ある友人から聞いた、冬の日の恋物語。周りがどんどん結婚する中、自分も恋がしたくてマッチングアプリにのめり込んでいた。当時の年齢は22歳、社交的で少し真面目な性格の彼。
「自分だけポツンとおいて行かれているなぁ、、」
そんな時に、年齢の離れた好みの女性とマッチング。「出会いと別れ」を通して、彼から“人生において必要なこと”を教えられました。その時の体験談を紹介します。

彼の名前は「大地(仮名)」、大地は運命の人を探すため、数種類のマッチングアプリのサイトに登録し、女性との出会いを求めていました。そんな時、携帯から「ピコン!」と音が鳴り響き、覗いてみると条件に合った女性からメッセージが届いた。どうやら、マッチングに成功したみたいです。プロフィールを見ると、名前は「希(仮名)」、年齢は「33歳」の一回り離れた女性であることが判明。年齢が離れていることに対して、少し不安そうにしていた彼ですが、顔写真を見て(この人タイプの顔だなぁ、、)と思い、勇気を出して後日会う約束をしました。
それから数週間後の出来事。待ち合わせ当日、大地はワクワクしながら、集合時間で希のことを待っていました。ところが、10分、、20分、、30分、、と時間だけが経過。空を見上げると、青々としていた空の色が赤色へと染まっていました。

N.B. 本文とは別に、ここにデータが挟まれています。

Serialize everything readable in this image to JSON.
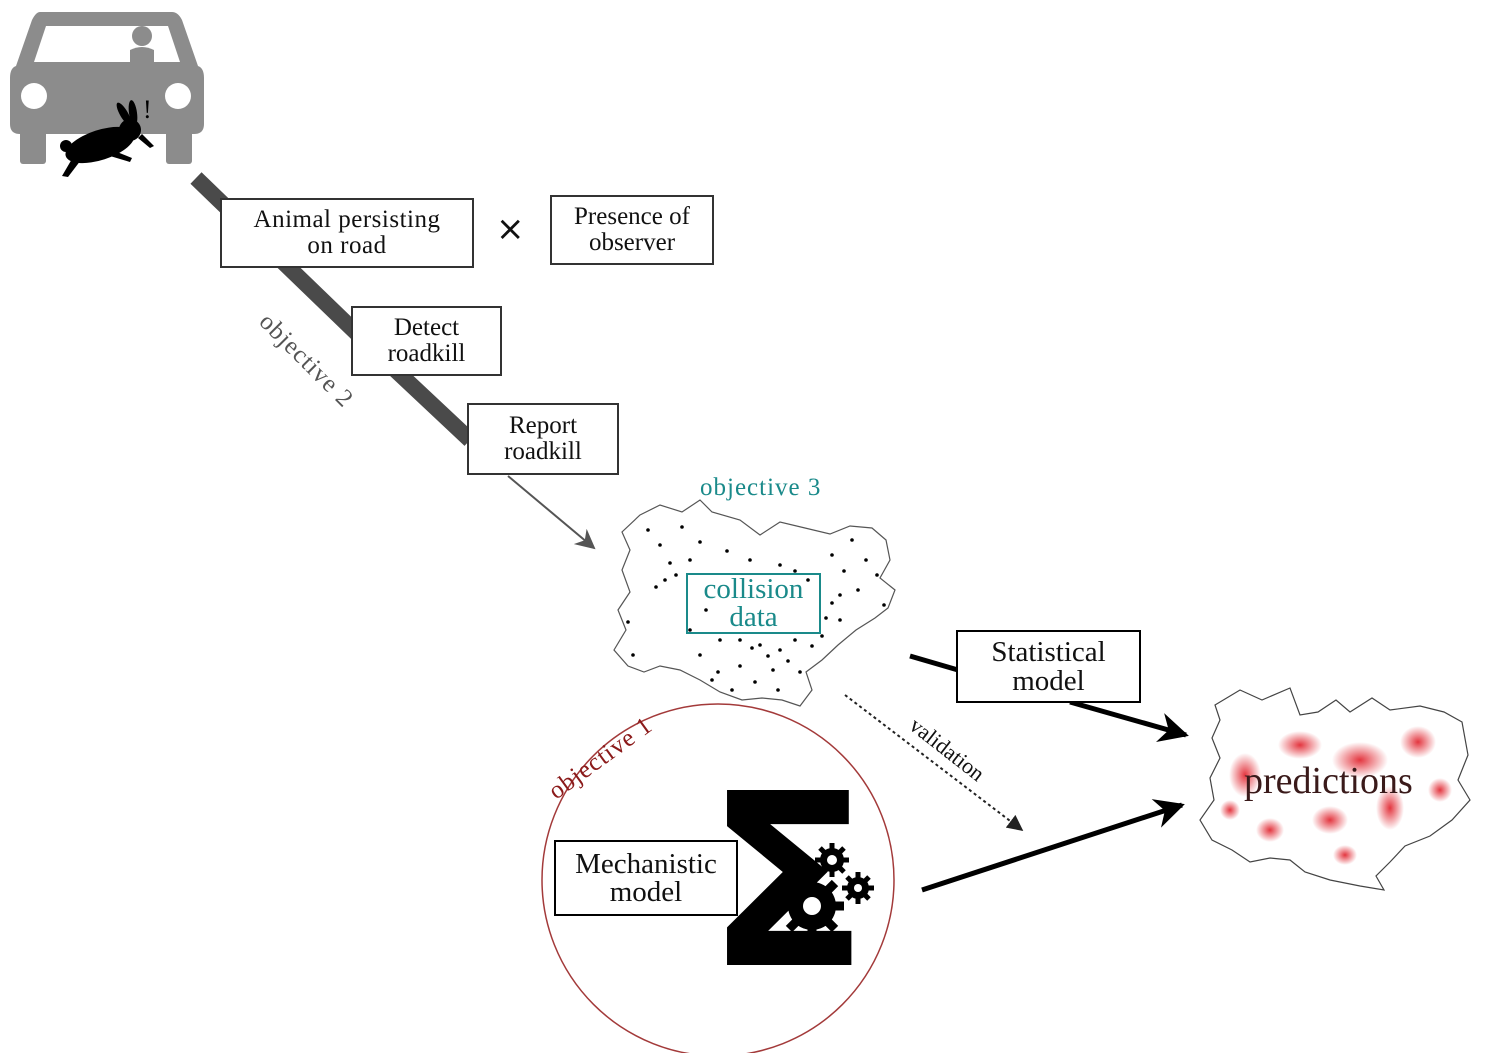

気が付くと1時間が経過。大地はあることを思い出しました。(そういえば、くまのキーホルダーを鞄に着けていて、花がらのスカートを履いているって言ってたなぁ、、)しかし、そんな女性の姿はどこを探しても見当たりませんでした。流石に不安になり、電話を掛けると、こっちを見つめながら歩いてくる女性がいました。その女性は、くまのキーホルダーと花柄のスカートを身に付けていました。こんなにも目印になるモノはあるのに、顔写真とは全くの別人で、大地は女性が同じ場所でずっと待っていたということに全然気が付きませんでした。

その後、彼は車のドアを開けて女性をエスコートし、助手席に乗せました。ドライブ中は他愛のない会話が続き、2人は少し離れたファミリーレストランでディナーをすることにしました。

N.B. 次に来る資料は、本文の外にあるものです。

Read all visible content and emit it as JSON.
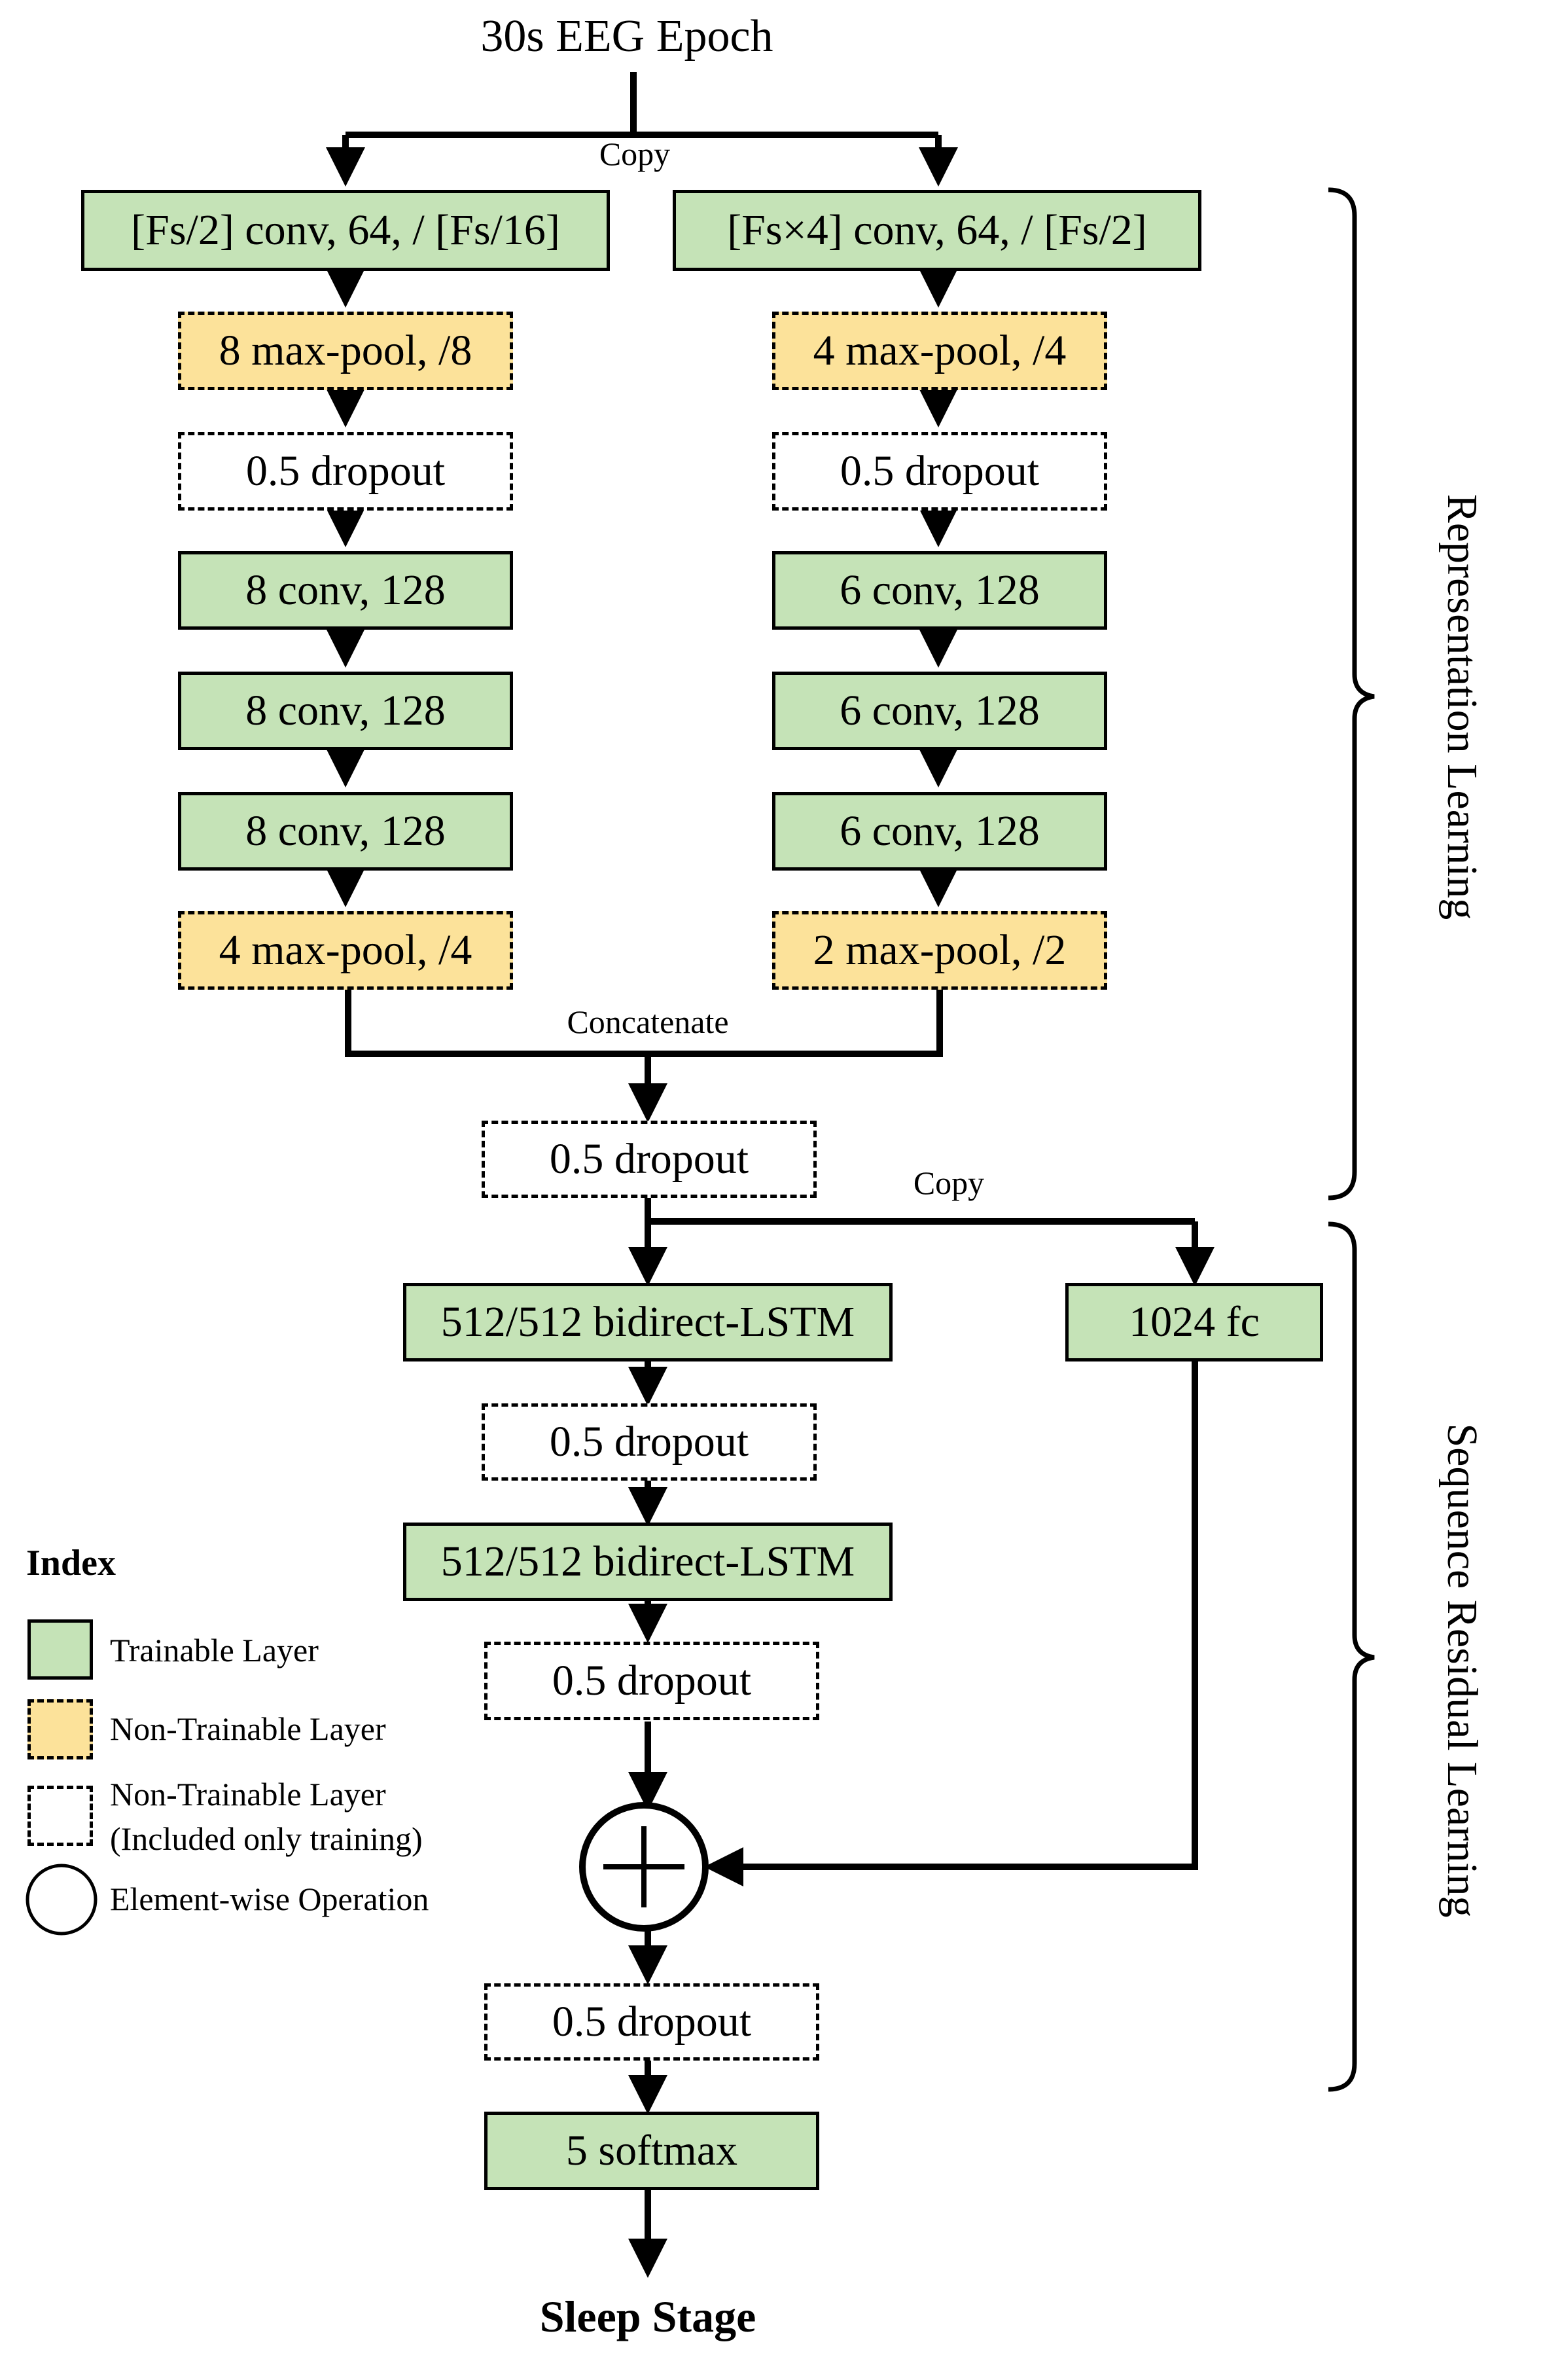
{
  "input_label": "30s EEG Epoch",
  "output_label": "Sleep Stage",
  "edge_labels": {
    "copy_top": "Copy",
    "concatenate": "Concatenate",
    "copy_mid": "Copy"
  },
  "left_branch": {
    "conv1": "[Fs/2] conv, 64, / [Fs/16]",
    "pool1": "8 max-pool, /8",
    "dropout": "0.5 dropout",
    "conv2": "8 conv, 128",
    "conv3": "8 conv, 128",
    "conv4": "8 conv, 128",
    "pool2": "4 max-pool, /4"
  },
  "right_branch": {
    "conv1": "[Fs×4] conv, 64, / [Fs/2]",
    "pool1": "4 max-pool, /4",
    "dropout": "0.5 dropout",
    "conv2": "6 conv, 128",
    "conv3": "6 conv, 128",
    "conv4": "6 conv, 128",
    "pool2": "2 max-pool, /2"
  },
  "merge_dropout": "0.5 dropout",
  "sequence": {
    "lstm1": "512/512 bidirect-LSTM",
    "dropout1": "0.5 dropout",
    "lstm2": "512/512 bidirect-LSTM",
    "dropout2": "0.5 dropout",
    "fc": "1024 fc",
    "dropout3": "0.5 dropout",
    "softmax": "5 softmax"
  },
  "sections": {
    "representation": "Representation Learning",
    "sequence_residual": "Sequence Residual Learning"
  },
  "legend": {
    "title": "Index",
    "items": [
      {
        "kind": "trainable",
        "label": "Trainable Layer"
      },
      {
        "kind": "non-trainable",
        "label": "Non-Trainable Layer"
      },
      {
        "kind": "training-only",
        "label": "Non-Trainable Layer",
        "label2": "(Included only training)"
      },
      {
        "kind": "operation",
        "label": "Element-wise Operation"
      }
    ]
  },
  "colors": {
    "trainable": "#c5e3b7",
    "non_trainable": "#fce29a",
    "line": "#000000"
  }
}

レストランに到着し席に着いた後、大地は「ハンバーグ定食」希も同じメニューを注文しました。大地は希に「ハンバーグ好きなんですか?」と聞くと、希は「ここのハンバーグが1番好きでよく来るんです」と答えました。その流れから会話が盛り上がり、2人は好きな食べ物、好きな音楽、趣味などを教え合い、気が合うことが分かりました。店を後にして車に乗り込み「今日は楽しい時間をありがとう!」とお互いに挨拶を交わし、次に会う約束をしました。そして、希を家の近くの駅まで送りました。

その日を境に、大地は希に思いを寄せるようになっていきました。月日を重ねていくにつれて、仲良くなっていきました。大地は女性経験が少なかったということもあり、美容院にも行ったことがなく、ファッションのセンスもそこそこで、自分の容姿に全く興味がありませんでした。真面目だった彼は、もっと自分を見てもらえるように、まずは「自分を好きになることから始めてみよう」と日々努力を積み重ねてきました。

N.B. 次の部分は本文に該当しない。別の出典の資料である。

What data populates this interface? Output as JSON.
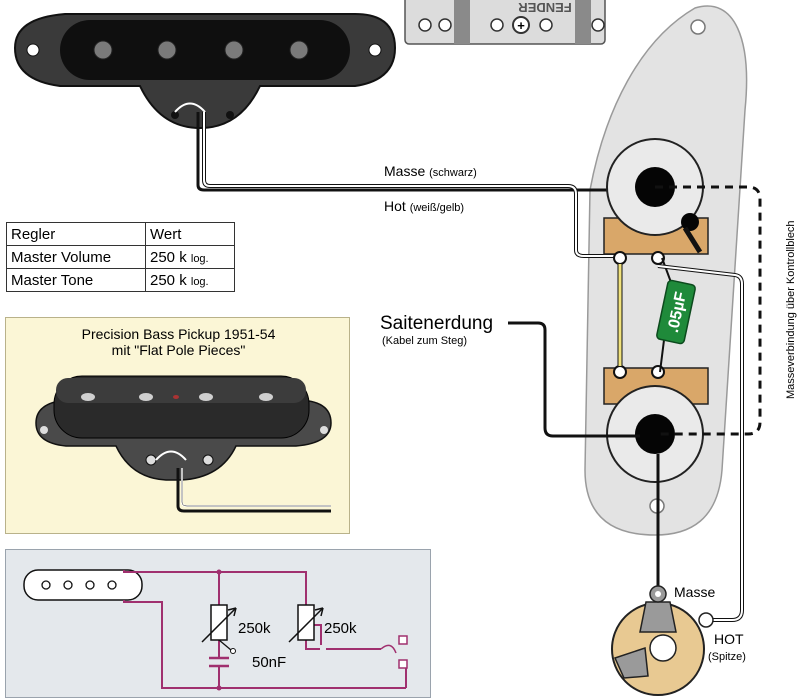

数日が経過し、希と待ち合わせした日がやってきました。しかし、当時の待ち合わせ場所に、希は来ませんでした。2時間経っても来ませんでした。(初めて会う訳でもないし、前みたいに気が付かない訳ないよな、、)大地は不安になり、電話を掛けました。すると「現在この番号は使われておりません。番号をお確かめ、、ツーツーー」と聞こえる音声ガイダンス。その後、大地は希と結ばれることはありませんでした。

彼は当時のことをこのように私に教えてくれました。
「希さんのこと、本気で好きだった。結果ダメだったけど、あの経験があったからこそ、俺には今の幸せがあるんだ」
そう言うと、大地は子供の頭を撫でました。そう、彼はあの後、別の女性とマッチングアプリで出会い、めでたく結婚したみたいです。大地が今こうして笑っていられるのは、当時思いを寄せていた希さんとの出会いがあったからです。私はふと、こう思いました。(確かに彼が希さんと出会ってから、まるで別人のようになっている、、)見た目だけではなく、性格も「情熱的」な人間になっているように思いました。
この話を聞いたことをきっかけに、私は「辛いことも人を成長させる、大切な経験なんだ」と思えるようになりました。